CRISPR/Cas9 knockouts in M. paleacea
The trans-complementation experiments are accompanied by CRISPR/Cas9 knockouts in M. paleacea to further establish the mycorrhizal function of D14L in basal plants. Guru Radhakrishnan, who has previous experience establishing a CRISPR/Cas9 system in M. polymorpha, will conduct the production of D14L CRIPSR knockout lines. Over the past 6 months, work has primarily been on optimizing a protocol for M. paleacea specifically, as outlined here:
As CRISPR-Cas9 mediated genome editing has been shown to work in M. polymorpha, we decided to use this system to generate knockouts in the D14L genes found in M. paleacea. As sexual cycle induction using far-red light supplementation does not work in M. paleacea, as in M. polymorpha, the highly efficient high-throughput sporeling transformation protocols established for M. polymorpha do not work in M. paleacea. Thallus cutting-based approaches, on the other hand, are applicable to M. paleacea, but produce transformants at a much lower efficiency.
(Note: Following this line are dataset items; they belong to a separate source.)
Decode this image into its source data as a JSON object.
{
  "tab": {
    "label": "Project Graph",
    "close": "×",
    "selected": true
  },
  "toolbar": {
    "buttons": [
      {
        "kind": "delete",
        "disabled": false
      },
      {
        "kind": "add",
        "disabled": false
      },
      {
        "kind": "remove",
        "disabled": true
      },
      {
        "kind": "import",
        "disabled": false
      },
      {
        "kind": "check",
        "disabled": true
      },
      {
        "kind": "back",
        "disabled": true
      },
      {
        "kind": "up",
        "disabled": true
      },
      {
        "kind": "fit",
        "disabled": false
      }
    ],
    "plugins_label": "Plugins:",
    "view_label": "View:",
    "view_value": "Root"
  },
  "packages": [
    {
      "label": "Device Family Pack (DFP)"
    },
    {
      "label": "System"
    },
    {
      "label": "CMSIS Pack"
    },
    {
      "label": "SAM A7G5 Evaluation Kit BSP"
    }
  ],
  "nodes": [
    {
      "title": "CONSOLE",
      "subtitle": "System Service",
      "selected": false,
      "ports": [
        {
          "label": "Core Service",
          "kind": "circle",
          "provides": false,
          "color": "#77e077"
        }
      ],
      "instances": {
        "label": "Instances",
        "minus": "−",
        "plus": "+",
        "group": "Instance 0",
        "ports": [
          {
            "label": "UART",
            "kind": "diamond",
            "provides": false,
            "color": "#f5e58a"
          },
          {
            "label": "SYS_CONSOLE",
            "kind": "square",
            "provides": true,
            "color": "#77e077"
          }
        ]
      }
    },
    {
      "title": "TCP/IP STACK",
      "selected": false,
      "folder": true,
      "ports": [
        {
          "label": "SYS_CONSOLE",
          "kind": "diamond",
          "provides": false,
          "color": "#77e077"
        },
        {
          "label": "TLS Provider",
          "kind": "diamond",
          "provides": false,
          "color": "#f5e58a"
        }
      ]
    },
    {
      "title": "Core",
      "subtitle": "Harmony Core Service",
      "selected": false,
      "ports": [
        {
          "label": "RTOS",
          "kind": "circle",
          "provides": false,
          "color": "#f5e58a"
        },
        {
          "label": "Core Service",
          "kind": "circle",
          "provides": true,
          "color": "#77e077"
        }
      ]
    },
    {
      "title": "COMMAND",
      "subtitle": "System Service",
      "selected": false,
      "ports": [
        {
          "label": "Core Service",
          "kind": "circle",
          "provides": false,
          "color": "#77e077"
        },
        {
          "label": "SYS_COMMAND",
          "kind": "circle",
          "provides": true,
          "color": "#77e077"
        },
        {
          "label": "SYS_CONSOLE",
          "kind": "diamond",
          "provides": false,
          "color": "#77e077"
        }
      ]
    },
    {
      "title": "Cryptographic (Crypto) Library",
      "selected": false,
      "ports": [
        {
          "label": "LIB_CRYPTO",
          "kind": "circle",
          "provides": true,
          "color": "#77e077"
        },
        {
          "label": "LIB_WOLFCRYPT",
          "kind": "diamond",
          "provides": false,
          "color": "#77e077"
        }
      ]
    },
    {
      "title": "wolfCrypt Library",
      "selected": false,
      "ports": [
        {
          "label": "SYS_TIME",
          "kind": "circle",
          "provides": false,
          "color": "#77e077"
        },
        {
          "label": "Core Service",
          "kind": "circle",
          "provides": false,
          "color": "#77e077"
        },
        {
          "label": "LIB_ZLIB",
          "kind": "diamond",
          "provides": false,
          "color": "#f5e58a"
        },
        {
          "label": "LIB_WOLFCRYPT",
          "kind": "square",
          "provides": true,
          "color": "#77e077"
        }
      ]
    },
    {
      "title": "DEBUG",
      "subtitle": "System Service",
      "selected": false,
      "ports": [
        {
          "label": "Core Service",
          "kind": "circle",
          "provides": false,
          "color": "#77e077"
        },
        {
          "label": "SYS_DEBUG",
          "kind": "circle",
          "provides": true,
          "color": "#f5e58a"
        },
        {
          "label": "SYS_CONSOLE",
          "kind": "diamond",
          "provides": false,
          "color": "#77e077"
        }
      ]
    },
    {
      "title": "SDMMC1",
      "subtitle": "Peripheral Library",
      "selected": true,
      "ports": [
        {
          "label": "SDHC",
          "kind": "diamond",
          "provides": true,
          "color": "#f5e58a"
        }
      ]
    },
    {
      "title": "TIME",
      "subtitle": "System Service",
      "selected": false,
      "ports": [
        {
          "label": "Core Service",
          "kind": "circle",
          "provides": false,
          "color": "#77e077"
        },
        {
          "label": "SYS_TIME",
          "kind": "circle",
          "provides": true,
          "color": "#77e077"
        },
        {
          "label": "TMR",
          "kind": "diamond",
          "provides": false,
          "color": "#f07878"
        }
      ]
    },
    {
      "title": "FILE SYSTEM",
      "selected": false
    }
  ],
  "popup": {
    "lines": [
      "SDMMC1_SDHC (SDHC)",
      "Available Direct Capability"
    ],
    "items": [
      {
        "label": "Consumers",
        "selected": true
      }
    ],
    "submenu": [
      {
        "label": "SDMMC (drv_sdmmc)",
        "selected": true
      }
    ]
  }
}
To get an idea about the efficiency of CRISPR-Cas9 mediated genome editing in M. paleacea and to understand how many transformants we would need to screen to identify mutations, we decided to use a gene previously shown to produce a easily quantifiable visual phenotype when knocked out in M. polymorpha. This gene NOP1, when knocked out results in the lack of air pore formation on the thallus. (Figure 1).
The CRISPR constructs used were designed such that (i) all modules were on a single binary vector; or (ii) the modules were separated to be on two vectors (Figure 2). These vectors were then transformed into Agrobacterium tumifaciens strain GV3101 and used for transformation into M. paleacea using protocols previously used for M. polymorpha.
A handful of positive transformants were obtained and are currently growing. Although the plants look markedly different from plants transformed with an empty vector, the expected lack of air pores has not been observed 8 weeks posttransformation (Figure 3). We are now waiting for gemma production from these plants to genotype them and are repeating the transformations to get more plants to screen.
Once the transformation protocol has been fully optimised it will provide a guide for others to carry out similar experiments in M. paleacea. Following this, CRISPR knockouts of both D14La and D14Lb will be produced. Once this process is complete, mutant alleles will be molecularly characterised, following which the lines will be screened for mycorrhizal phenotypes. By knocking out each copy of D14L both individually and collectively, we will be able to further prove whether D14L does indeed play the same vital role for symbiosis establishment in basal plants. In addition to this, we will also be able to assess how function is split between the two
copies of D14L that M. paleacea possesses. D14L is known to be involved in both developmental and mycorrhizal functions. Therefore, by testing D14L mycorrhizal phenotypes, it will also be possible to ascertain whether the two D14L copies function in synergistic manner, or exhibit clear functional compartmentalisation. This would then open the door to further exploration of how D14L performs these specific functions.